From: Phil Endecott (spam_from_boost_dev_at_[hidden])
Date: 2009-02-12 18:32:14
Cory Nelson wrote:
> Is there interest in having a Unicode codec library submitted to Boost?
> Here is what I have (only tested with GCC 4.3 on Debian, and VC++ 2008):
> Right now it is pretty simple to use:
> transcode<utf8, utf16le>(forwarditerator, forwarditeratorend,
> outputiterator, traits [, maximum]);
> transcode<wchar_encoding, utf32be>(inputrange, outputrange, traits [, maximum]);
> There is also a codecvt facet which supports any-to-any.
> Supports UTF-8, UTF-16, and UTF-32, in little or big endian. Has a
> special wchar_encoding that maps to UTF-16 or UTF-32 depending on your
> platform. A traits class controls error handling.

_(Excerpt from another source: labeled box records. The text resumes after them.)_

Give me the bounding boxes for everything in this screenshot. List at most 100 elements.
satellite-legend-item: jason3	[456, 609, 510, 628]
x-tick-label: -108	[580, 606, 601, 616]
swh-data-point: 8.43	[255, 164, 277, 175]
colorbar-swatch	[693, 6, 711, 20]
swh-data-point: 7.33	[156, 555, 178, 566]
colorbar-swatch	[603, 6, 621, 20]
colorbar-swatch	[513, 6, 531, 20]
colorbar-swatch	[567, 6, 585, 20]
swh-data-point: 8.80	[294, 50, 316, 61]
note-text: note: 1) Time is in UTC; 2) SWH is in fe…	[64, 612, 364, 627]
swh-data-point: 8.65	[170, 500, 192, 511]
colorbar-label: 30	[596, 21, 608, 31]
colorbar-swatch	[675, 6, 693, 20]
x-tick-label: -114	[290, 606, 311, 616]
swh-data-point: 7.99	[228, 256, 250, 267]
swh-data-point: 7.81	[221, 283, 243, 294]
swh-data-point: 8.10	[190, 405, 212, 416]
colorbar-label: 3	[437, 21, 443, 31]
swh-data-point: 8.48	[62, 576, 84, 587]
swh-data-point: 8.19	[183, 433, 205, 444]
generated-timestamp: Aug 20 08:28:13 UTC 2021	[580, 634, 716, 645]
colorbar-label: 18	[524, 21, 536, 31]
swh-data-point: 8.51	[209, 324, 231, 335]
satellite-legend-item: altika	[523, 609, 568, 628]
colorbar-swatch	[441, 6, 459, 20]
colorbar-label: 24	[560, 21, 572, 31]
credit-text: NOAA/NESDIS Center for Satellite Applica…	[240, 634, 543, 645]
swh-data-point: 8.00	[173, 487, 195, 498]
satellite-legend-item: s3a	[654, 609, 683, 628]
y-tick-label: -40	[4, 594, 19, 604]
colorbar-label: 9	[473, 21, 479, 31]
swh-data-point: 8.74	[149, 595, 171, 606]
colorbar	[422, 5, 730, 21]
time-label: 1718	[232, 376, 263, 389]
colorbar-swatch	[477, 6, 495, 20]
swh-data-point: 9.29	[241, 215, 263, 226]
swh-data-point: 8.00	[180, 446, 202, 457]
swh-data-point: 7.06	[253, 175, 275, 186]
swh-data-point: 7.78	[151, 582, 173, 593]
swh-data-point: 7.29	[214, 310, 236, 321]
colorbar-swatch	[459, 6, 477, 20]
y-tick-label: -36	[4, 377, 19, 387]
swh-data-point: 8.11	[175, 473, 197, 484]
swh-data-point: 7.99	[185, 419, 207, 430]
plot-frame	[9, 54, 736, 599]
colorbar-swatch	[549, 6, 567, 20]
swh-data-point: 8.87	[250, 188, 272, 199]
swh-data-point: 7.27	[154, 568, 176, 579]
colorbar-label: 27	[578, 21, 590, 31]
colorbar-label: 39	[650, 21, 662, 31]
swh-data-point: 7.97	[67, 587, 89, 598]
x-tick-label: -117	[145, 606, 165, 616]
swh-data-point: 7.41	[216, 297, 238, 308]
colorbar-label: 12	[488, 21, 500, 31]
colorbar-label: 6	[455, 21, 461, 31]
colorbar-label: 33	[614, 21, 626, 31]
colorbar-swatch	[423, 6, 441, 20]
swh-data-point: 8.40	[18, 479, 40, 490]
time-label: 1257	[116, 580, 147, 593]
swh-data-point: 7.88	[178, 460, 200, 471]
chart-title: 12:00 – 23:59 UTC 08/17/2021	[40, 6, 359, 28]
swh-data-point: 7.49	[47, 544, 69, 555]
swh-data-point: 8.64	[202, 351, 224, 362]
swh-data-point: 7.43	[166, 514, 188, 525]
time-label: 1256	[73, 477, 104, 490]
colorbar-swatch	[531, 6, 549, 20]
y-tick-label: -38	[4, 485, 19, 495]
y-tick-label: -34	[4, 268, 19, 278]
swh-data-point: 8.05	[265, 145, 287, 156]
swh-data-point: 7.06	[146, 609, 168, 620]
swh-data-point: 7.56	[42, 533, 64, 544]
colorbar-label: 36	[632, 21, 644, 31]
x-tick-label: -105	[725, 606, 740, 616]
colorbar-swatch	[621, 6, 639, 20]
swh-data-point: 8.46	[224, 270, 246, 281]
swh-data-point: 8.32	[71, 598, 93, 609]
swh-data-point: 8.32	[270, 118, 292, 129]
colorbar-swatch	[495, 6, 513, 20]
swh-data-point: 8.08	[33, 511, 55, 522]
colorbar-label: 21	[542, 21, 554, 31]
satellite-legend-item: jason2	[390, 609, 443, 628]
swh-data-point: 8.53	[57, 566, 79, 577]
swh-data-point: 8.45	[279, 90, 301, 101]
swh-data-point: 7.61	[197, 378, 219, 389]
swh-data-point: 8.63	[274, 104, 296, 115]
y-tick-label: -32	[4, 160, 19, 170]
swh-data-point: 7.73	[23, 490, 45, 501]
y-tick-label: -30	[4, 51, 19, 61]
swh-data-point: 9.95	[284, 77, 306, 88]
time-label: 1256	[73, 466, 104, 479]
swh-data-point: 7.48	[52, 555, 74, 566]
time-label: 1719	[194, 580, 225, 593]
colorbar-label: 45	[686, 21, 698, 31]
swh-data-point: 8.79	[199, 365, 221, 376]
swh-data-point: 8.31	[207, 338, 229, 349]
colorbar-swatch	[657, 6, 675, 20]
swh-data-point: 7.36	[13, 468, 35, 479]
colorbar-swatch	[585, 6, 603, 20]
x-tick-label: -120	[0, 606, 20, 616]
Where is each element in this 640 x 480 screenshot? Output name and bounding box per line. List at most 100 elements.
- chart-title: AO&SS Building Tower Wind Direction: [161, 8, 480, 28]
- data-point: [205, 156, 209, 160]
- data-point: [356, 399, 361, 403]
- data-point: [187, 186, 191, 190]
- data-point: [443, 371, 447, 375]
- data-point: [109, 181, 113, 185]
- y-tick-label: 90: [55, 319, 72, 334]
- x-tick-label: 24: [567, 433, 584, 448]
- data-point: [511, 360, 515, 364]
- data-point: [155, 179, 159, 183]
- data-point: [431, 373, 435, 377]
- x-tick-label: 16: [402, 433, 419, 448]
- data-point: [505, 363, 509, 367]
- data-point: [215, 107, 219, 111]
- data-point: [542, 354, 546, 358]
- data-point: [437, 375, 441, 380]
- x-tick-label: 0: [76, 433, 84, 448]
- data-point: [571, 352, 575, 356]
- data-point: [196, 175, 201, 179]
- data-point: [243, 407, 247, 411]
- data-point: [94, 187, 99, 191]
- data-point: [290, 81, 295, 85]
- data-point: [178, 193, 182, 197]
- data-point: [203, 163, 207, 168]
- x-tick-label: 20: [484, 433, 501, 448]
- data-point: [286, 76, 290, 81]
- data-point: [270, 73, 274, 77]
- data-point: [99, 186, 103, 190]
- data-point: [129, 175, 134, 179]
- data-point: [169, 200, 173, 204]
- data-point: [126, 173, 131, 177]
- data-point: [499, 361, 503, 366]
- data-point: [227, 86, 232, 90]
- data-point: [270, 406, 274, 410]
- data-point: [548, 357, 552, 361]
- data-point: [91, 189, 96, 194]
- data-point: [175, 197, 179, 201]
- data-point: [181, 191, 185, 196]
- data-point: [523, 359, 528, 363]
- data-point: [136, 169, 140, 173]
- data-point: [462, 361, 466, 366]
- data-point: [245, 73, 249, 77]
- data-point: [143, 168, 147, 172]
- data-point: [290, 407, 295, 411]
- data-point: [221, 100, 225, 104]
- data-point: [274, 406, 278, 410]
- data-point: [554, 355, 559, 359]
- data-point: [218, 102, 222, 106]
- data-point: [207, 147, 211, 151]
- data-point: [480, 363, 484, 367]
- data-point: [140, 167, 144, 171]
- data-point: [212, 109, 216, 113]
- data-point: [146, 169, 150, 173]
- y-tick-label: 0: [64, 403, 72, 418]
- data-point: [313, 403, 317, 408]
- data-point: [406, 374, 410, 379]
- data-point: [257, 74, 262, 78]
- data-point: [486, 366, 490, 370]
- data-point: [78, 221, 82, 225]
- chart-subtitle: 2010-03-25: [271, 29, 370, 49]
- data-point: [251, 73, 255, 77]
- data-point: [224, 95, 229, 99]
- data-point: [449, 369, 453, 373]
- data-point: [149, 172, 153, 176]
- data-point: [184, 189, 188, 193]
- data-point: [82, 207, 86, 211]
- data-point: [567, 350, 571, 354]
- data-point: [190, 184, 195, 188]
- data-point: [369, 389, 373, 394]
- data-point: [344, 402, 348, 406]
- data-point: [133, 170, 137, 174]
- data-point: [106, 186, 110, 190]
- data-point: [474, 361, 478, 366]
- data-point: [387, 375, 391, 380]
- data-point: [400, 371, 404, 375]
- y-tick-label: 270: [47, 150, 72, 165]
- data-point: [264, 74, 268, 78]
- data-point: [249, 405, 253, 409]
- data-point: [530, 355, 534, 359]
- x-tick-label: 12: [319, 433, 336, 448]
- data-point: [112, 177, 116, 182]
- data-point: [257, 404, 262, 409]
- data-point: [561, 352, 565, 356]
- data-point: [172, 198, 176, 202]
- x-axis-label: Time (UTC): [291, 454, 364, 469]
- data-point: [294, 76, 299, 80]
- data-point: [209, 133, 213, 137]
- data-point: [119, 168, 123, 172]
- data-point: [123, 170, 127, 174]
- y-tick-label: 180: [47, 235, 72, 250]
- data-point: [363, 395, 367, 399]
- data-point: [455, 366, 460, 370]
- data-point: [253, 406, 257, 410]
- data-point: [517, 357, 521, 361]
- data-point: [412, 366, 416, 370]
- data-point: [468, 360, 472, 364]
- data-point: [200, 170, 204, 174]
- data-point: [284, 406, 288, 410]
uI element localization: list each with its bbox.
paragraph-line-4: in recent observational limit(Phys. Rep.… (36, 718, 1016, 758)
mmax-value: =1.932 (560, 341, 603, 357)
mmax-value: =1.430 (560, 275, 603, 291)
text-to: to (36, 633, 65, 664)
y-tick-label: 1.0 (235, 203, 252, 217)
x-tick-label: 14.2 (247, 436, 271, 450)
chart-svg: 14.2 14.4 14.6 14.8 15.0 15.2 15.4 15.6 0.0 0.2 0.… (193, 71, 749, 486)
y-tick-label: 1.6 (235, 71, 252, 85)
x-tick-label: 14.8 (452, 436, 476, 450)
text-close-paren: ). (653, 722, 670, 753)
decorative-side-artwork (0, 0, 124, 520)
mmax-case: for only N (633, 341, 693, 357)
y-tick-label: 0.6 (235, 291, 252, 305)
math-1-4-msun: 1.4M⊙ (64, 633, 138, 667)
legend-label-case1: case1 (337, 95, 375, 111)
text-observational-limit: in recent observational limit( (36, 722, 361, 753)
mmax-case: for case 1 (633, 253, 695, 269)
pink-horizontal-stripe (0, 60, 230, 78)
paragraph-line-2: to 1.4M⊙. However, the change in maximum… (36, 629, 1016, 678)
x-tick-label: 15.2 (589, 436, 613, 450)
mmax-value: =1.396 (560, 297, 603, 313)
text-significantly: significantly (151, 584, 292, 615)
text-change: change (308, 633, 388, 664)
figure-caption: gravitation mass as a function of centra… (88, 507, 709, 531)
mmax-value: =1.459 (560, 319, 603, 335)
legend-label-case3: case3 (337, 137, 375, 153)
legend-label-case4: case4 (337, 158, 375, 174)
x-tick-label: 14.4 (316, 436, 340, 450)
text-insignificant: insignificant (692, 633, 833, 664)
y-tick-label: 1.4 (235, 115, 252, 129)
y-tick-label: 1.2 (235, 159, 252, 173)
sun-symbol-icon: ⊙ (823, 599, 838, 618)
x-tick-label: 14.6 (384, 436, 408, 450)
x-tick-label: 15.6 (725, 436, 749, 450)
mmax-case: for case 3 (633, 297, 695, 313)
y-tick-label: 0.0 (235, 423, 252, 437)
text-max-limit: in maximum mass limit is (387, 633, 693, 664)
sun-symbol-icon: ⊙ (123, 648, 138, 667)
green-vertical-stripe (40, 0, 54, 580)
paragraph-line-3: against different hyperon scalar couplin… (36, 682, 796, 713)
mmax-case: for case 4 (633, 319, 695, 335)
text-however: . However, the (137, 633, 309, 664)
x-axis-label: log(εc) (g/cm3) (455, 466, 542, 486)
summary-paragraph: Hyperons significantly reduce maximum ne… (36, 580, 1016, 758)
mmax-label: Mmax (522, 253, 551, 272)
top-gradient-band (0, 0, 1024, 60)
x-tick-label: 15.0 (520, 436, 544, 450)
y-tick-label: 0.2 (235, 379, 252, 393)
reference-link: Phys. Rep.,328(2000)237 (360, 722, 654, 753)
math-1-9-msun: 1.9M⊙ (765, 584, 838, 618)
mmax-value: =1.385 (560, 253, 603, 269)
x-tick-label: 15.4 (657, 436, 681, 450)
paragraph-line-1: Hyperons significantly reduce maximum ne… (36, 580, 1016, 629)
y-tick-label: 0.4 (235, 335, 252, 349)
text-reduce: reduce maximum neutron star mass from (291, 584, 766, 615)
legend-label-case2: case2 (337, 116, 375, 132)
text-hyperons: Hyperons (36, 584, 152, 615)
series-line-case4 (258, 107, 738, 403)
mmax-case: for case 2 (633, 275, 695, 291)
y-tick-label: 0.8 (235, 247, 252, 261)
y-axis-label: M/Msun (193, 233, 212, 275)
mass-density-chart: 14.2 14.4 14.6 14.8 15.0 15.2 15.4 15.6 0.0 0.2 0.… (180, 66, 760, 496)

Yes, Boost definitely ought to have Unicode conversion. Yours is not
the first proposal, and there is actually already one implementation
hidden inside another Boost library. I wrote some UTF conversion code
a while ago and was trying to build a more comprehensive character set
library around it but realised after a while that that was too mammoth
a job. So I think that getting _just_ the UTF conversion into Boost,
ASAP, is the right thing to do.
I've had a look at your code. I like that you have implemented what I
called an "error policy". It is wasteful to continuously check the
validity of input that comes from trusted code, but important to check
it when it comes from an untrusted source. However I'm not sure that
your actual conversion is as efficient as it could be. I spent quite a
while profiling my UTF8 conversion and came up with this:
I think that you could largely copy&paste bits of that into the right
places in your algorithm and get a significant speedup.
Having said all that, I must say that I actually use the code that I
wrote quite rarely. I now tend to use UTF8 everywhere and treat it as
a sequence of bytes. Because of the properties of UTF8 I find it's
rare to need to identify individual code points. For example, if I'm
scanning for a matching " or ) I can just look for the next matching
byte, without worrying about where the character boundaries are. If I
were to use a special UTF8-decoding iterator to do that scan I would
waste a lot of time do unnecessary conversions. I'm not sure what
conclusion to draw from that: perhaps just that any "UTF8 string", or
whatever, should come with a health warning that users should first
learn how UTF8 works and review whether or not they actually need it.